Page:Gouraud - Dieu et patrie, paru dans La Croix, 1897.djvu/166

Cette page a été validée par deux contributeurs.

Heureusement, nous avons le yacht et nous allons rentrer par la Belgique. Paris semble atteint d’un accès de folie. On crie, on court, tout le monde est dehors ; l’effervescence est telle que la France semble en révolution, mais assurée de son succès et de ses victoires !

Chaque jour on en annonce. Ce matin, on criait dans la rue la mort du prince royal de Prusse. Cent mille Prussiens tués ! Toutes ces acclamations me font mal, partagée, que je suis, entre deux soucis. Oh ! Hans, comme je voudrais vous avoir près de moi !

Alexis a pensé que nous devions rester quelques jours à Bruxelles pour y attendre de vos nouvelles, et sans doute, de l’autre côté de la frontière, les difficultés seront les mêmes pour voyager en chemin de fer.

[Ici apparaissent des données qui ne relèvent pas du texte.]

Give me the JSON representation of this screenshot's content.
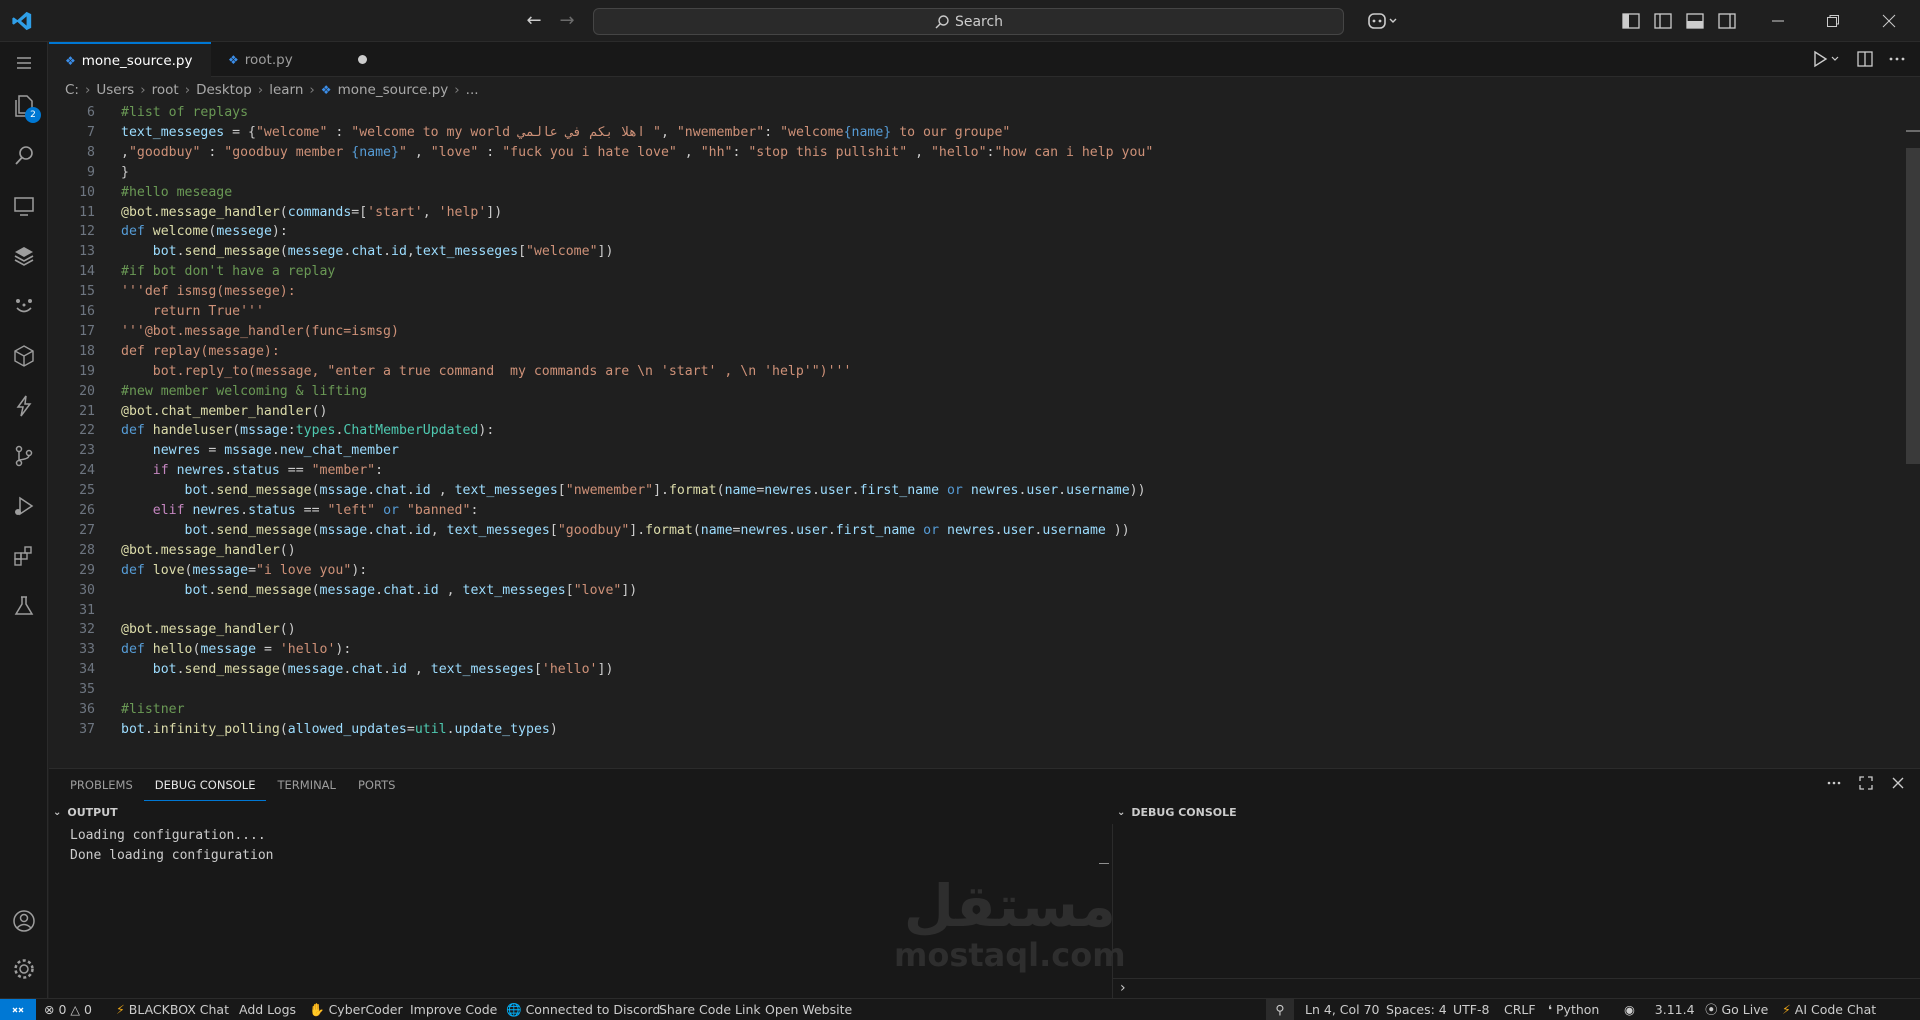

Les enfants sont très bien, ils prient tous les jours avec moi pour leur père. Au revoir, Hans, que le bon Dieu vous garde.

Votre Michelle. »

Quand la jeune femme remonta sur le pont, on était en pleine mer. La Manche, aux lames courtes, faisait tanguer le yacht ; un malaise prenait tous les passagers sous une menace d’orage.

Le coucher du soleil incendiait l’horizon, et derrière eux, vers la France, d’énormes cumulus étaient striés d’éclairs.

Le prince monta sur le banc de quart, où se tenait le capitaine, et l’interrogea.